Altro spot di enorme successo a cui è molto legato: i «nanetti» Loacker.
«La prima a cantare il jingle “Veniamo giù dai monti, dai monti del Tirolo” fu Ivana Spagna, che non era ancora famosa. I testi li scrissi io, la musica suo fratello Theo. Abitavano qui vicino, il provino l’abbiamo fatto in un fienile nel Reggiano. Tutto improvvisato, come batteria usammo un fustino di detersivo; andò talmente bene che è rimasto per sempre.
Ivana era brava, disponibile, dolce, poi quando diventò importante la casa discografica le impedì di continuare con la pubblicità».
Ha collaborato pure con Antonio Ricci.
«Era l’autore per Canale 5 una trasmissione che si chiamava Odiens, condotta da un’esordiente Lorella Cuccarini. A me e al mio gruppo chiese di preparare giochi e indovinelli. Ci venne naturale arricchirli con scherzi e ironia. Antonio mi convocò e mi chiese di togliere tutta la parte comica: “Qui siamo noi che facciamo ridere”. Chissà, forse aveva paura che gli facessimo le scarpe... (lo dice sorridendo)».
E Giumbolo?
«Ho sempre lavorato con gli altri, perché è uno stimolo continuo, in gruppo nascono sempre le idee migliori. Ma a un certo punto mi venne voglia di creare qualcosa che fosse tutto mio. Così lo disegnai, scrissi i testi e la musica. Non mi aspettavo che avesse un tale successo».
Era il 1978, l’anno del sequestro Moro.
«E questo omino buffo cantava: “Mi chiamo Giumbolo Giu-Giumbolo Giu-Giumbolo. Io son felice sempre gongolo e rigongolo». Niente di più leggero e spensierato. Ho venduto più di 100.000 dischi. Poco tempo fa in occasione di un premio, perché adesso come mestiere faccio il presidente di giuria quando non sanno chi chiamare, mille persone si sono messe a cantare in coro Giumbolo. Dopo tanti anni ancora la ricordavano».
Una carriera lunga e densissima. Un bilancio?

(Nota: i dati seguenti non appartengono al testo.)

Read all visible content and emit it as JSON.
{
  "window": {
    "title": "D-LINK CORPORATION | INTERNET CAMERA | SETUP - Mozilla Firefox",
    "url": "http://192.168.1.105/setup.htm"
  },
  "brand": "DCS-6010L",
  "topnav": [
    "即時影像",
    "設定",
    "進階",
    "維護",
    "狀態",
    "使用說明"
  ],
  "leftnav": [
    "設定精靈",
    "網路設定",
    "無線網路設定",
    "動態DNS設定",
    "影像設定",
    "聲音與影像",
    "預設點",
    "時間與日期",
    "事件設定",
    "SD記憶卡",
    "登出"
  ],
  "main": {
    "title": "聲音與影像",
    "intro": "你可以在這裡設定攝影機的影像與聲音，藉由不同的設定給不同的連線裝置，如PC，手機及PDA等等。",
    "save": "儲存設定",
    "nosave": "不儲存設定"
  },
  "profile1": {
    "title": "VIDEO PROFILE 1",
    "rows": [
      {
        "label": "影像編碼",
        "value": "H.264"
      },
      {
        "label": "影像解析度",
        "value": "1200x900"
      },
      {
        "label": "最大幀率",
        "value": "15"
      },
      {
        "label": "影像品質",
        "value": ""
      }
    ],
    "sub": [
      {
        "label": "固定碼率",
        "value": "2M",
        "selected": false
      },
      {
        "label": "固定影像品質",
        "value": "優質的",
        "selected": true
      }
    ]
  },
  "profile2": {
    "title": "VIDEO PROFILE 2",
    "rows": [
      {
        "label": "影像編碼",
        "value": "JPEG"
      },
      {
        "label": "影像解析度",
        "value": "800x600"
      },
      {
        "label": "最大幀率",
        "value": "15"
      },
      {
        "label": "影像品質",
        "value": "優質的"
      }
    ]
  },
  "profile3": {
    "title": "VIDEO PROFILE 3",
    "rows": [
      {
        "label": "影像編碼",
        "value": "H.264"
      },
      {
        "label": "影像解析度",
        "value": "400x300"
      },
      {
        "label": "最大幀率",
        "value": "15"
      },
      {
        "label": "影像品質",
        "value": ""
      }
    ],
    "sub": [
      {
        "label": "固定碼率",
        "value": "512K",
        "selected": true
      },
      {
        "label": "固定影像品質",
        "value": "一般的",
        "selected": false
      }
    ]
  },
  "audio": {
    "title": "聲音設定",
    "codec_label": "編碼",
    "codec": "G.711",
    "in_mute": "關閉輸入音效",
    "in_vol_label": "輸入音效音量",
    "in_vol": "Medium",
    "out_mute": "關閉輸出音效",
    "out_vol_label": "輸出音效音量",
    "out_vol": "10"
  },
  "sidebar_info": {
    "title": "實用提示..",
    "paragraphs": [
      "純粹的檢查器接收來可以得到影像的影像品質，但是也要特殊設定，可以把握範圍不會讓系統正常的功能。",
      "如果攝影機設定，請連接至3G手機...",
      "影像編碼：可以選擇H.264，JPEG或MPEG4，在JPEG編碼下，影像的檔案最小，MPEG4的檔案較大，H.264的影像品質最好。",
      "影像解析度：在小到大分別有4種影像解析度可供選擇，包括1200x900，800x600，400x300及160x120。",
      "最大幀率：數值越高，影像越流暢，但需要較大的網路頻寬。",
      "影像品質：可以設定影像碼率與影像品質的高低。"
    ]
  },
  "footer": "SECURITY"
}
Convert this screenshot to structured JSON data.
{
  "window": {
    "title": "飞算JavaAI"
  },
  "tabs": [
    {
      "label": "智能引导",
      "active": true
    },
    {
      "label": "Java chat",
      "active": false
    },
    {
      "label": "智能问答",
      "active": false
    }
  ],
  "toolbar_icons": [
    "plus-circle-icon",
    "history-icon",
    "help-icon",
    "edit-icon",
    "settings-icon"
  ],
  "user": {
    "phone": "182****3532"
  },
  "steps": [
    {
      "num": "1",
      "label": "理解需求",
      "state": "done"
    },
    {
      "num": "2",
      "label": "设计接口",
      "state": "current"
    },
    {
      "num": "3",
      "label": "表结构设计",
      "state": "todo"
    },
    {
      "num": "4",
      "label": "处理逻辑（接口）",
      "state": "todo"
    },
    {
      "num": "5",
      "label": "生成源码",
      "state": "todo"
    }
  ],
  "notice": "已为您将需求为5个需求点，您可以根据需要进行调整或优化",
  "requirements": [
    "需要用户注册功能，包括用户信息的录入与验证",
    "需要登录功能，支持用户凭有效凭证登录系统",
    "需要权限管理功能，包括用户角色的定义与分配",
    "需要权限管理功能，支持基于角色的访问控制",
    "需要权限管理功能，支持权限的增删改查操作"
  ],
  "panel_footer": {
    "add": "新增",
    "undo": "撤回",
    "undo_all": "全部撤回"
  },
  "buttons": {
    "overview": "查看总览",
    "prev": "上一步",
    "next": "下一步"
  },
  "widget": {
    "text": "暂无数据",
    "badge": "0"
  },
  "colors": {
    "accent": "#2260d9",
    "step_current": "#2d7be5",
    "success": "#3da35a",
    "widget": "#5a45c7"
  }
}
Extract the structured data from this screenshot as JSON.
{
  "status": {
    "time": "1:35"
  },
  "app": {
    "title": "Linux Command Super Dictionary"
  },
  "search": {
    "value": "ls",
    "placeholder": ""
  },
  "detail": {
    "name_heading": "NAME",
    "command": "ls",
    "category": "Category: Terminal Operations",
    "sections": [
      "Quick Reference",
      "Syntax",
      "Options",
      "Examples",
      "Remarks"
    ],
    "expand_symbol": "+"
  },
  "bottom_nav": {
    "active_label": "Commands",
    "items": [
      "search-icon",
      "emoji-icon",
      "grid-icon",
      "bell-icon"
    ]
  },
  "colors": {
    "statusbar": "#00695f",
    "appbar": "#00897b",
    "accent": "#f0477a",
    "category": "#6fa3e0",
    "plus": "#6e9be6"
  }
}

«Posso dire di essere stato fortunato. Ho fatto tutto quello che ho voluto, divertendomi e portando a casa anche qualche soldino per sopravvivere. Cosa si vuole di più dalla vita?».

A questo punto l’intervista potrebbe concludersi con: «E l’ultimo chiuda la porta!», l’immancabile finale di SuperGulp!. Ma a casa De Maria sopra la porta, proprio accanto a un «mirabile tetto a cassettoni» che in realtà non è altro che un normale tetto a cui ha appeso dei cassetti da comò, prima di chiuderla non si può non leggere un cartello: «Lasciate ogni speranza, voi che uscite».